The catapult project was also created to help students understand what is involved in an engineering project from the conceptual stage to design, implementation and construction.
The students worked in groups designing the catapult and testing the catapult's ability to meet the guidelines the professors gave them.
The catapults are generally made of wood, steel and plastic materials, but the students could use any material they found appropriate.
Students were free to use their creativity when designing the catapult but had to design it within the following constraints: the catapult must throw a ping-pong ball a distance of 18 feet, and impact within a five-foot diameter circular target area; the physical size of the catapult cannot exceed the size of an average shoe box; it must not cost more than $10 in materials of design and construction; and each team has a maximum of three attempts to hit the target area during demonstration.
"The catapult project is a fun and creative way for students to understand what engineering is all about," says Nosa Egiebor, Ph.D., P.E., professor at the U.A. Whitaker School of Engineering.
"Many freshmen go into the engineering field without knowing the basic fundamentals, so this project teaches students the basic principles they will use throughout the major."
The School of Engineering was launched at Florida Gulf Coast University in July 2004 when The Whitaker Foundation gave $5 million toward construction of a facility to house the academic program.

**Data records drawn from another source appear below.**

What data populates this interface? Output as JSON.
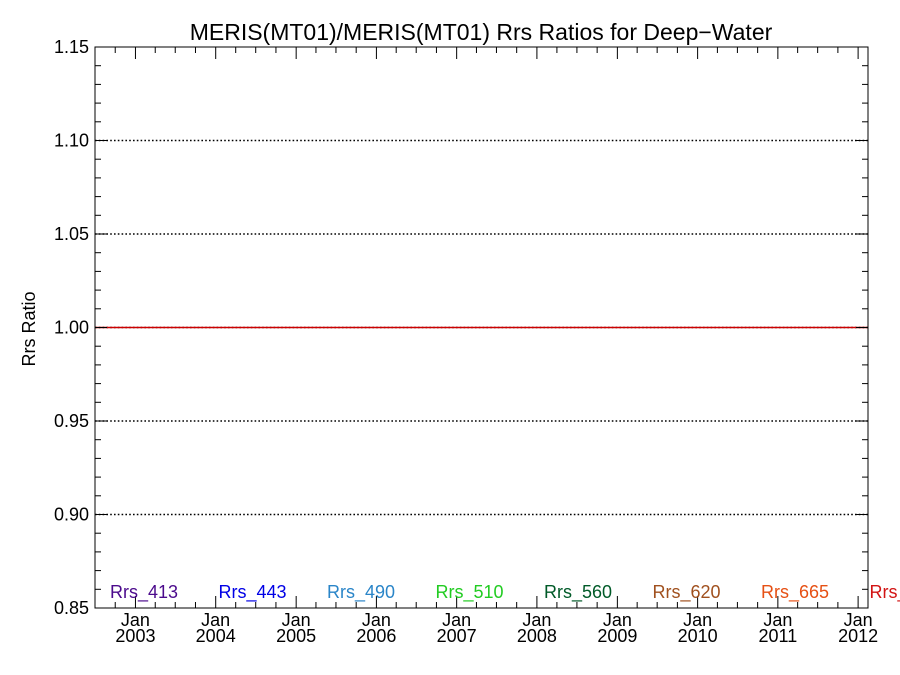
{
  "chart_data": {
    "type": "line",
    "title": "MERIS(MT01)/MERIS(MT01)  Rrs Ratios for Deep−Water",
    "ylabel": "Rrs Ratio",
    "xlabel": "",
    "ylim": [
      0.85,
      1.15
    ],
    "yticks": [
      "0.85",
      "0.90",
      "0.95",
      "1.00",
      "1.05",
      "1.10",
      "1.15"
    ],
    "ytick_values": [
      0.85,
      0.9,
      0.95,
      1.0,
      1.05,
      1.1,
      1.15
    ],
    "xlim": [
      "2002-07-01",
      "2012-02-15"
    ],
    "xticks": [
      {
        "date": "2003-01-01",
        "month": "Jan",
        "year": "2003"
      },
      {
        "date": "2004-01-01",
        "month": "Jan",
        "year": "2004"
      },
      {
        "date": "2005-01-01",
        "month": "Jan",
        "year": "2005"
      },
      {
        "date": "2006-01-01",
        "month": "Jan",
        "year": "2006"
      },
      {
        "date": "2007-01-01",
        "month": "Jan",
        "year": "2007"
      },
      {
        "date": "2008-01-01",
        "month": "Jan",
        "year": "2008"
      },
      {
        "date": "2009-01-01",
        "month": "Jan",
        "year": "2009"
      },
      {
        "date": "2010-01-01",
        "month": "Jan",
        "year": "2010"
      },
      {
        "date": "2011-01-01",
        "month": "Jan",
        "year": "2011"
      },
      {
        "date": "2012-01-01",
        "month": "Jan",
        "year": "2012"
      }
    ],
    "grid": "dotted horizontal at y ticks",
    "reference_line": {
      "y": 1.0,
      "color": "#cc0000"
    },
    "series": [
      {
        "name": "Rrs_413",
        "color": "#4b0a8c",
        "x": [
          "2002-07-01",
          "2012-02-15"
        ],
        "y": [
          1.0,
          1.0
        ]
      },
      {
        "name": "Rrs_443",
        "color": "#0000e6",
        "x": [
          "2002-07-01",
          "2012-02-15"
        ],
        "y": [
          1.0,
          1.0
        ]
      },
      {
        "name": "Rrs_490",
        "color": "#2a85c8",
        "x": [
          "2002-07-01",
          "2012-02-15"
        ],
        "y": [
          1.0,
          1.0
        ]
      },
      {
        "name": "Rrs_510",
        "color": "#22cc22",
        "x": [
          "2002-07-01",
          "2012-02-15"
        ],
        "y": [
          1.0,
          1.0
        ]
      },
      {
        "name": "Rrs_560",
        "color": "#005a28",
        "x": [
          "2002-07-01",
          "2012-02-15"
        ],
        "y": [
          1.0,
          1.0
        ]
      },
      {
        "name": "Rrs_620",
        "color": "#a0501e",
        "x": [
          "2002-07-01",
          "2012-02-15"
        ],
        "y": [
          1.0,
          1.0
        ]
      },
      {
        "name": "Rrs_665",
        "color": "#e65014",
        "x": [
          "2002-07-01",
          "2012-02-15"
        ],
        "y": [
          1.0,
          1.0
        ]
      },
      {
        "name": "Rrs_",
        "color": "#d21414",
        "x": [
          "2002-07-01",
          "2012-02-15"
        ],
        "y": [
          1.0,
          1.0
        ]
      }
    ],
    "legend_placement": "bottom inside plot, horizontal"
  }
}
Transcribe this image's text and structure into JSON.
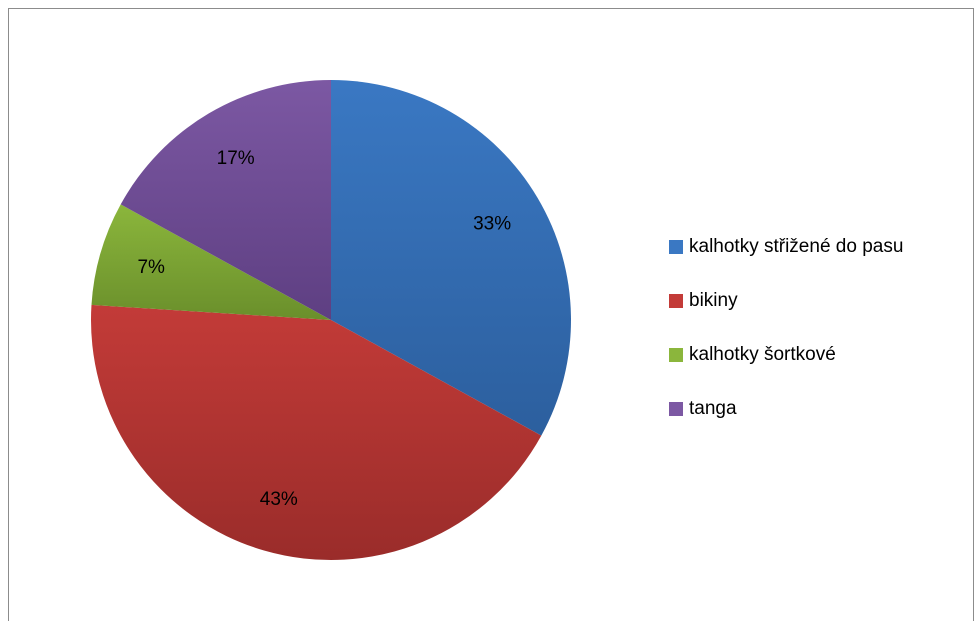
{
  "chart_data": {
    "type": "pie",
    "title": "",
    "categories": [
      "kalhotky střižené do pasu",
      "bikiny",
      "kalhotky šortkové",
      "tanga"
    ],
    "values": [
      33,
      43,
      7,
      17
    ],
    "data_labels": [
      "33%",
      "43%",
      "7%",
      "17%"
    ],
    "colors": [
      "#3a78c3",
      "#c33b38",
      "#8bb63c",
      "#7c58a3"
    ],
    "colors_dark": [
      "#2c5f9e",
      "#9a2c2a",
      "#6a8f2b",
      "#5e3f82"
    ],
    "start_angle_deg": 0,
    "direction": "clockwise",
    "legend_position": "right"
  }
}
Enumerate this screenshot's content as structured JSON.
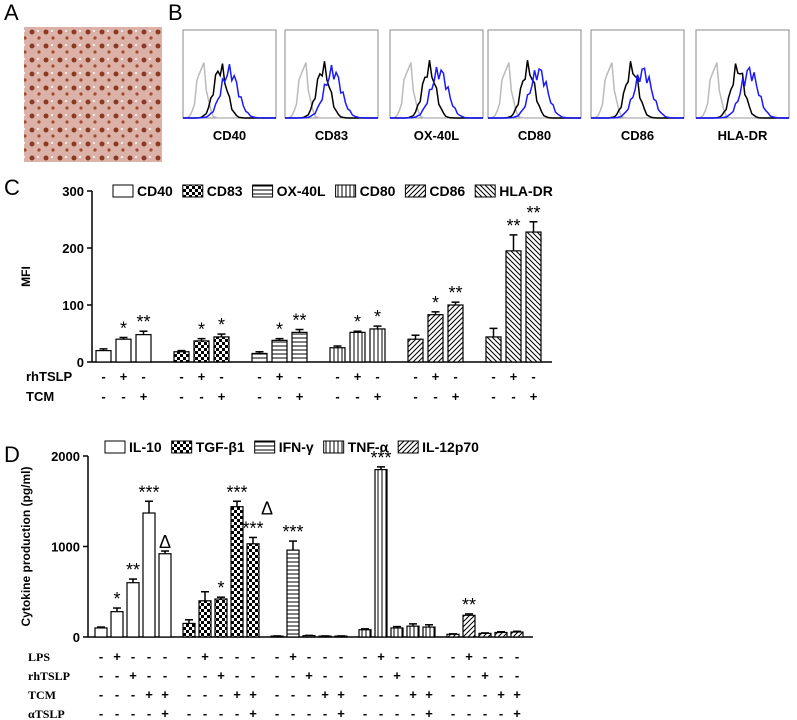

The first engineering courses began in August 2005. This spring, the first set of engineering students complete their freshman year.
The School of Engineering building will be a state-of-the-art structure for studying bioengineering, civil engineering, and environmental engineering. After an incubation period, FGCU plans to develop the School into a full College of Engineering.
In the future, FGCU anticipates offering graduate engineering programs at the master's degree level.